Belediye binasının içi ise yaşanan saldırının korkunçluğunu gözler önüne seriyor, kimi gaz fişeğinin sıyırdığı kol ve bacaklarını ovuyor, kimi direk gözlere sıkılan gaz yüzünden “geçici acılı körlük” halini aşmayı bekliyor, öksürük aksırık sesleri binanın duvarlarını dolduruyor. Bu ortamda basına demeç vermeye çalışan HDP Eş Genel Başkanı Figen Yüksekdağ durumu; “…artık hükümet tarif edilmez bir vahşet sergiliyor. Burada bize bunları yapan sokağa çıkma yasağı ilan edilen yerlerde neler yapıyordur? Karşımızda devletin kolluk güçleri değil, gözü kararmış, öldürmeye kodlanmış bir güruh vardı…” biçiminde özetliyor.
Bu saldırının kat be kat fazlasını ve daha öldürücüsünü 10 gündür yaşayanları düşünmek, herkese yaşadıkları anın korkunçluğunu unutturuyor. On gündür bombaların, kurşunların hedefi olan, havadan karadan saldırılara maruz kalan Silvanlıların dayanma direnme gücü herkeste hem takdir hem de bir ezilme hali yaratıyor…
Kentin beklediği cenaze akşama doğru kente varıyor ve hemen arkasından ise takviye polis araçları ve TOMA’lar… Daha çok ses, daha çok çaba olmazsa Silvan bir süre daha kuşatılacağa benziyor… Sonraki gün ise işin gaz ve tazyikli sudan gerçek mermilere varmış olması dayanışmanın da, direnen halkla buluşmanın da her şey pahasına önleneceği kararına işaret ediyor.
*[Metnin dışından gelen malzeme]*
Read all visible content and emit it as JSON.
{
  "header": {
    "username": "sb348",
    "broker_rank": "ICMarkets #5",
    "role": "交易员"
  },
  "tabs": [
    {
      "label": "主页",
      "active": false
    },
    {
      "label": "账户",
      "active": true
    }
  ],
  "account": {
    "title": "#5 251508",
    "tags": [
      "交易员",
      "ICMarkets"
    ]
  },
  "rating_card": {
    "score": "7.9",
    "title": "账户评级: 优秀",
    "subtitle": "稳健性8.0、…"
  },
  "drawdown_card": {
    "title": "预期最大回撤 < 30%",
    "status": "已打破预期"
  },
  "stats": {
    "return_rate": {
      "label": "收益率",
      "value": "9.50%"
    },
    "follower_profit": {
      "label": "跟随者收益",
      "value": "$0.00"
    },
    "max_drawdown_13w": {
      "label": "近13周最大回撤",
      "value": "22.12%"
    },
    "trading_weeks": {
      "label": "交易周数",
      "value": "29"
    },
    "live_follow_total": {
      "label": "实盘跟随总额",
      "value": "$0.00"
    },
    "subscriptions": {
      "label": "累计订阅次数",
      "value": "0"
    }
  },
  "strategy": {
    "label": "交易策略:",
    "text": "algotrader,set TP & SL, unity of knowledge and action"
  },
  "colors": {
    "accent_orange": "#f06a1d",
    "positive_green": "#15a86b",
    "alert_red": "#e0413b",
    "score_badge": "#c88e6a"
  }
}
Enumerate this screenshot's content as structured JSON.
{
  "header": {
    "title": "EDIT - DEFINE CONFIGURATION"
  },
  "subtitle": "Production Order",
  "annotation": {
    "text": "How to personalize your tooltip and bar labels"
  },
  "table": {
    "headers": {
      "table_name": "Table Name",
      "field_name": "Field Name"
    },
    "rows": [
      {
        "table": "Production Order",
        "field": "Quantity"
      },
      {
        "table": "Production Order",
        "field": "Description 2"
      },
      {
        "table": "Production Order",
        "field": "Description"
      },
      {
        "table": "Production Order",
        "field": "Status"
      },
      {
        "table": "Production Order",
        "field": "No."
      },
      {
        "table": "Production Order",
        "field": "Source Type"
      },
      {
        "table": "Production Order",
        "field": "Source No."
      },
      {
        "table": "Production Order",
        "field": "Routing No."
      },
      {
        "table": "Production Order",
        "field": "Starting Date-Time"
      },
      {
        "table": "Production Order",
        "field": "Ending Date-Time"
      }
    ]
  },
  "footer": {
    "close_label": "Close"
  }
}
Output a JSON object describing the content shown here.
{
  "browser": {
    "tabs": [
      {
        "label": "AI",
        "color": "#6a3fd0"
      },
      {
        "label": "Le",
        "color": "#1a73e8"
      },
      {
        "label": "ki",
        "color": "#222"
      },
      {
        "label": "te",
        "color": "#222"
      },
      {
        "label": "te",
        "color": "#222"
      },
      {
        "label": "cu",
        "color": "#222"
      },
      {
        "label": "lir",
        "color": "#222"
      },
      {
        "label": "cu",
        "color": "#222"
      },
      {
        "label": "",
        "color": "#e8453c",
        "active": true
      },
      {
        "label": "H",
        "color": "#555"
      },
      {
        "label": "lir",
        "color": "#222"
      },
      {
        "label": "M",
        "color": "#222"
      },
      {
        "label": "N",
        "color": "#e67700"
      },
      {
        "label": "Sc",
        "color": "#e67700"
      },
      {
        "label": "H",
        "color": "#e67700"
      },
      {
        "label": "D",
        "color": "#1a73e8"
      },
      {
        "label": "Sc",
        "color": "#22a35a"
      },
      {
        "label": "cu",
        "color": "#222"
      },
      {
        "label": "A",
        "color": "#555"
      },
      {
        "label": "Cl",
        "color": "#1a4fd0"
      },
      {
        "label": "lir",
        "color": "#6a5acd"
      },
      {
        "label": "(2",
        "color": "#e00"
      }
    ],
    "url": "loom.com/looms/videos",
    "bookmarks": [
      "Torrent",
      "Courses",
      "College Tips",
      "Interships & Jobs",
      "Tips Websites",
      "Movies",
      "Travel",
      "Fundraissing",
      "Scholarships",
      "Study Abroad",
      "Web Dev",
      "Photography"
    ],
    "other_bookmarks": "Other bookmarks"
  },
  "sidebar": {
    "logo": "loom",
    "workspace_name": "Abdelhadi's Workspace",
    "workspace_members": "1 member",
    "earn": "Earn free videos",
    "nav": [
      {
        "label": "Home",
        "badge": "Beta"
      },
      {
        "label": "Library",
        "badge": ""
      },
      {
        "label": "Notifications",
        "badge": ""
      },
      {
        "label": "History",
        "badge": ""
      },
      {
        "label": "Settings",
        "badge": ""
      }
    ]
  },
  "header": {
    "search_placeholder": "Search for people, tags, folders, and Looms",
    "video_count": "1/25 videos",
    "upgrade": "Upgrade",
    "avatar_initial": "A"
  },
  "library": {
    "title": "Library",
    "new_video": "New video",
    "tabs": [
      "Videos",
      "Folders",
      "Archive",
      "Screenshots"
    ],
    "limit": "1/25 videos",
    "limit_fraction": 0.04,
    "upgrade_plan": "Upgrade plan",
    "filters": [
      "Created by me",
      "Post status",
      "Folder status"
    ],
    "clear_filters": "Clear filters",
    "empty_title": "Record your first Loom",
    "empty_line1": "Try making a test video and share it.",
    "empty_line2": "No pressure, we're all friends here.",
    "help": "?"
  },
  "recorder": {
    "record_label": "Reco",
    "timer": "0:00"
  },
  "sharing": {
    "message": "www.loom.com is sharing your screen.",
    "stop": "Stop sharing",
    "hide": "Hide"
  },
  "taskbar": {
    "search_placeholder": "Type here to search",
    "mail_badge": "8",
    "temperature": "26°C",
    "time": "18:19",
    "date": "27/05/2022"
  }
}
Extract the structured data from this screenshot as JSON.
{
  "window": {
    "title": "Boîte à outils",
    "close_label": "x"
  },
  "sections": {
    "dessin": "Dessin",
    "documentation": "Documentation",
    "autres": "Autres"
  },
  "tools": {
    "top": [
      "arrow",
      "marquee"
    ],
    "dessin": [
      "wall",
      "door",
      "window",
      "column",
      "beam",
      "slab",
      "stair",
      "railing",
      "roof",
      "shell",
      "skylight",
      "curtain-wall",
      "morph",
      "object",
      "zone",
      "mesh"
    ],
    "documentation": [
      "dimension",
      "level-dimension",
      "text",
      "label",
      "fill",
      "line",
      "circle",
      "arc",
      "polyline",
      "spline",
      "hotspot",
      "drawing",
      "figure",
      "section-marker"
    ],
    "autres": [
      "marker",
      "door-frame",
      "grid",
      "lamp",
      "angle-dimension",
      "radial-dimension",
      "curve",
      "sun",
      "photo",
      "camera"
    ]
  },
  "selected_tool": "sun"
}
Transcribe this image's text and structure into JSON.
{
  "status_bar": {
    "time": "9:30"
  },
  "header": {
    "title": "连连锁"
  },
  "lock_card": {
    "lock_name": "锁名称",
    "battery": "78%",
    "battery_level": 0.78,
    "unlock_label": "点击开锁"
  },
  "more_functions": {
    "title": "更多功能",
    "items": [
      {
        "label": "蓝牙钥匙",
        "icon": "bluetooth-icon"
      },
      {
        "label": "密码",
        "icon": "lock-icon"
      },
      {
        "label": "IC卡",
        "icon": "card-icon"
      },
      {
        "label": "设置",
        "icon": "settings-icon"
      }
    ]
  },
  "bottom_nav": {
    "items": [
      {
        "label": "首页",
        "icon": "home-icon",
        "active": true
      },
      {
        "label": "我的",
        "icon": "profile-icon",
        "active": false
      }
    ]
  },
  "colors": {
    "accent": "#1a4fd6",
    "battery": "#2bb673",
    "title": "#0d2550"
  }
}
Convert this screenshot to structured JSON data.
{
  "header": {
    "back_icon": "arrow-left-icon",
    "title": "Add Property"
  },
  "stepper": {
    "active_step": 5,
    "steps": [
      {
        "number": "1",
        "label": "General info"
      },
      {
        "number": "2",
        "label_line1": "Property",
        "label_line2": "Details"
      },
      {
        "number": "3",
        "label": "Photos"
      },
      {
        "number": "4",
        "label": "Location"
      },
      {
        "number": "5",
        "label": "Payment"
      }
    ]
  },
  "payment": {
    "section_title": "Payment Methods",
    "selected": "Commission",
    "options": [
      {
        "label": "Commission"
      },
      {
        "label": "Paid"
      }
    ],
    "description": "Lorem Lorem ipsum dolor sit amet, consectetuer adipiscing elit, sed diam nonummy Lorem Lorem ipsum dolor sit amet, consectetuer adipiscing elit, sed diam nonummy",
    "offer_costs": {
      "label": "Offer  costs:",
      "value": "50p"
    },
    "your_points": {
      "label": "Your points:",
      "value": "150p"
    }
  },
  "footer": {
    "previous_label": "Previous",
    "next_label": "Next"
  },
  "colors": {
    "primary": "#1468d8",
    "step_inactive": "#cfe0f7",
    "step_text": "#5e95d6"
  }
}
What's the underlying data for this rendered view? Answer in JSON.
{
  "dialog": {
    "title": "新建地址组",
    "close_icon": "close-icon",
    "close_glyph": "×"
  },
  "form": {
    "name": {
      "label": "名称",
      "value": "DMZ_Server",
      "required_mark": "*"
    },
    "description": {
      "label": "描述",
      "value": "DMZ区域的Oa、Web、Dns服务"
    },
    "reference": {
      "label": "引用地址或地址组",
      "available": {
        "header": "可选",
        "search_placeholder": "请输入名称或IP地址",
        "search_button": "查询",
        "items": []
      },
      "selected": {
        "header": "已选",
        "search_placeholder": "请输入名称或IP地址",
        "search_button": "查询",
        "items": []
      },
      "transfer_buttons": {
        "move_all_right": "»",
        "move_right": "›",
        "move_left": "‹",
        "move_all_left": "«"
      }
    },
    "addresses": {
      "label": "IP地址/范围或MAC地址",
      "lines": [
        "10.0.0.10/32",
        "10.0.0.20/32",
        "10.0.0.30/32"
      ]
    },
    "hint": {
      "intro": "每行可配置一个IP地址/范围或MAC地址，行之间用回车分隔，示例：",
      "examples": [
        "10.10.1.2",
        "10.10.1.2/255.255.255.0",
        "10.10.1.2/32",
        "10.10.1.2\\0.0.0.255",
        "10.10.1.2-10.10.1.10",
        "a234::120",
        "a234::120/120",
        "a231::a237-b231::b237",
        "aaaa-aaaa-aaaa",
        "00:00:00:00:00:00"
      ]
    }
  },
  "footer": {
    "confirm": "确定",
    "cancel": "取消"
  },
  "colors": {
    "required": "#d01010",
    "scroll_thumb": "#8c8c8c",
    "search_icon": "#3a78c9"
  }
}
Yaşananlara, geri dönülmesi imkansız yeni trajedilerin eklenmemesi için Silvan Türkiye’den ses bekliyor…
* Yazı, sokağa çıkma yasağının 10. Gününde, 12 Kasım’da yaşananları anlatıyor.
* Diyarbakır’ın Silvan ilçesinde Mescit, Tekel ve Konak mahallelerinde 3 Kasım Salı günü saat 05.00 itibariyle ilan edilen sokağa çıkma yasağı 12. gününde 14 Kasım saat 14.00’te kaldırıldı.